Rule ID
SV-251426r960879_rule
Version
V2R2
CCIs
Redis Enterprise does not generate all the DoD-required audit records. This could lead to incomplete information as follows: - Without an audit trail, unauthorized access to protected data and attempts to elevate or restrict privileges could go undetected. - It would be difficult to establish, correlate, and investigate the events relating to an incident or identify those responsible for one. - Without the creation of certain audit logs, it would be difficult to identify attempted attacks, and an audit trail would not be available for some forensic investigation for after-the-fact actions. For a complete list of unsupported audit requirements, email "disa.letterkenny.re.mbx.stig-customer-support-mailbox@mail.mil". Once the identity of the requester has been verified and the specifics of missing audit requirements obtained, risk can be assessed and a determination made as to whether it is acceptable.

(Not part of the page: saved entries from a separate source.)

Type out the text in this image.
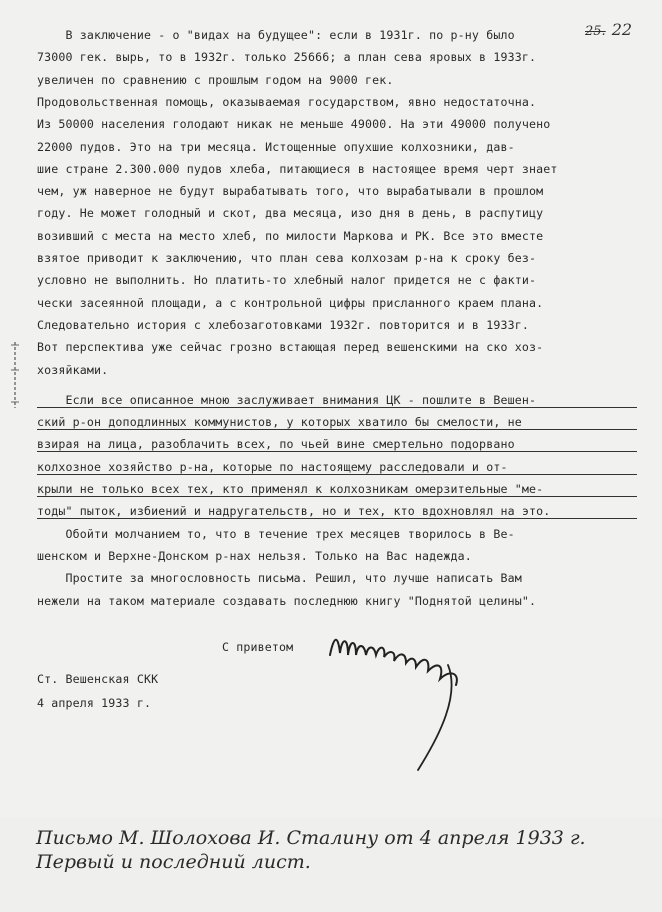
25. 22
В заключение - о "видах на будущее": если в 1931г. по р-ну было
73000 гек. вырь, то в 1932г. только 25666; а план сева яровых в 1933г.
увеличен по сравнению с прошлым годом на 9000 гек.
Продовольственная помощь, оказываемая государством, явно недостаточна.
Из 50000 населения голодают никак не меньше 49000. На эти 49000 получено
22000 пудов. Это на три месяца. Истощенные опухшие колхозники, дав-
шие стране 2.300.000 пудов хлеба, питающиеся в настоящее время черт знает
чем, уж наверное не будут вырабатывать того, что вырабатывали в прошлом
году. Не может голодный и скот, два месяца, изо дня в день, в распутицу
возивший с места на место хлеб, по милости Маркова и РК. Все это вместе
взятое приводит к заключению, что план сева колхозам р-на к сроку без-
условно не выполнить. Но платить-то хлебный налог придется не с факти-
чески засеянной площади, а с контрольной цифры присланного краем плана.
Следовательно история с хлебозаготовками 1932г. повторится и в 1933г.
Вот перспектива уже сейчас грозно встающая перед вешенскими на ско хоз-
хозяйками.
Если все описанное мною заслуживает внимания ЦК - пошлите в Вешен-
ский р-он доподлинных коммунистов, у которых хватило бы смелости, не
взирая на лица, разоблачить всех, по чьей вине смертельно подорвано
колхозное хозяйство р-на, которые по настоящему расследовали и от-
крыли не только всех тех, кто применял к колхозникам омерзительные "ме-
тоды" пыток, избиений и надругательств, но и тех, кто вдохновлял на это.
Обойти молчанием то, что в течение трех месяцев творилось в Ве-
шенском и Верхне-Донском р-нах нельзя. Только на Вас надежда.
Простите за многословность письма. Решил, что лучше написать Вам
нежели на таком материале создавать последнюю книгу "Поднятой целины".
С приветом
Ст. Вешенская СКК
4 апреля 1933 г.
Письмо М. Шолохова И. Сталину от 4 апреля 1933 г.
Первый и последний лист.
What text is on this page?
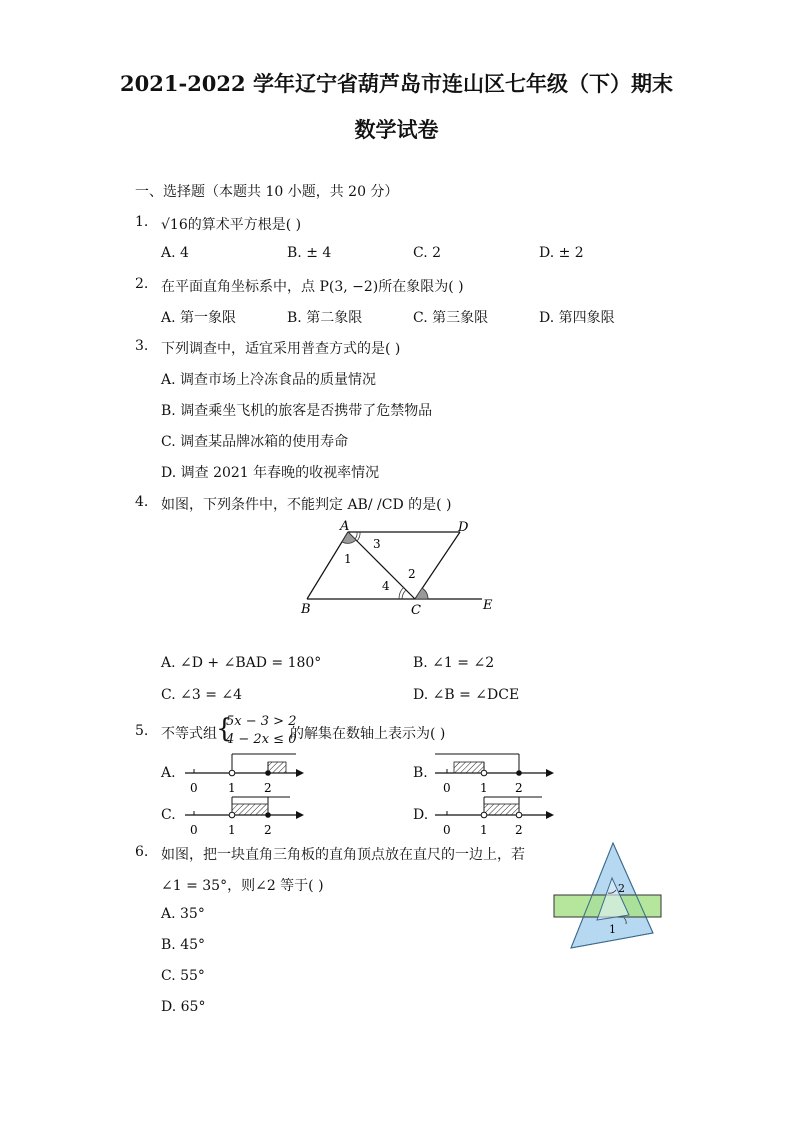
2021-2022 学年辽宁省葫芦岛市连山区七年级（下）期末
数学试卷
一、选择题（本题共 10 小题，共 20 分）
1. √16的算术平方根是( )
A. 4	B. ± 4	C. 2	D. ± 2
2. 在平面直角坐标系中，点 P(3, −2)所在象限为( )
A. 第一象限	B. 第二象限	C. 第三象限	D. 第四象限
3. 下列调查中，适宜采用普查方式的是( )
A. 调查市场上冷冻食品的质量情况
B. 调查乘坐飞机的旅客是否携带了危禁物品
C. 调查某品牌冰箱的使用寿命
D. 调查 2021 年春晚的收视率情况
4. 如图，下列条件中，不能判定 AB/ /CD 的是( )
A	D
B	C	E
1
2
3
4
A. ∠D + ∠BAD = 180°	B. ∠1 = ∠2
C. ∠3 = ∠4	D. ∠B = ∠DCE
5. 不等式组 {
5x − 3 > 2
4 − 2x ≤ 0
的解集在数轴上表示为( )
A.
0	1 2
B.
0 1 2
C.
0	1 2
D.
0 1 2
6. 如图，把一块直角三角板的直角顶点放在直尺的一边上，若
∠1 = 35°，则∠2 等于( )
A. 35°
B. 45°
C. 55°
D. 65°
2
1
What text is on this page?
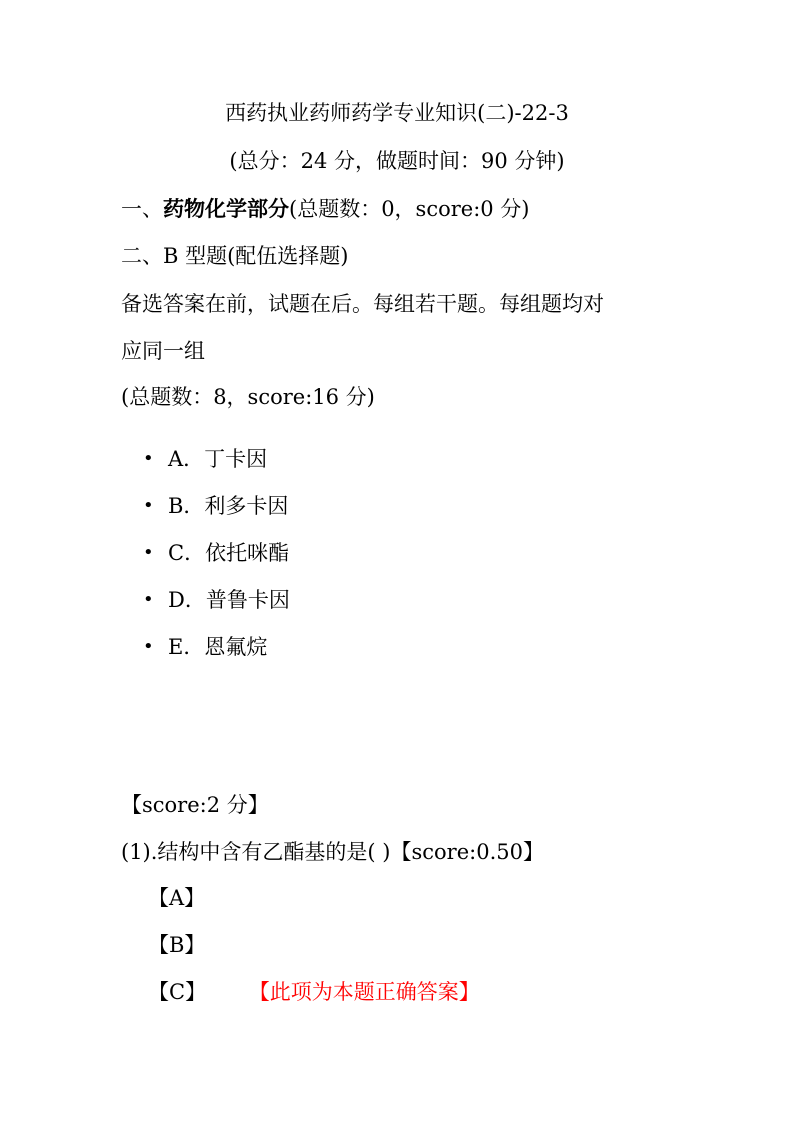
西药执业药师药学专业知识(二)-22-3
(总分：24 分，做题时间：90 分钟)
一、药物化学部分(总题数：0，score:0 分)
二、B 型题(配伍选择题)
备选答案在前，试题在后。每组若干题。每组题均对
应同一组
(总题数：8，score:16 分)
• A．丁卡因
• B．利多卡因
• C．依托咪酯
• D．普鲁卡因
• E．恩氟烷
【score:2 分】
(1).结构中含有乙酯基的是( )【score:0.50】
【A】
【B】
【C】 【此项为本题正确答案】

This requirement is a permanent finding and cannot be fixed. Redis Enterprise does not currently support session or transactional auditing on the database. Redis Enterprise does not generate all the DoD-required audit records; therefore this is a finding. The site must seek AO or ISSO approval for use of Redis Enterprise 6.x with the understanding that not all of the DoD audit requirements are being met.
This requirement is a permanent finding and cannot be fixed. This audit requirement must be continuously monitored. It must be marked as an "open" finding to serve as a reminder to the AO and other stakeholders that this is an approved risk and needs to be reviewed periodically.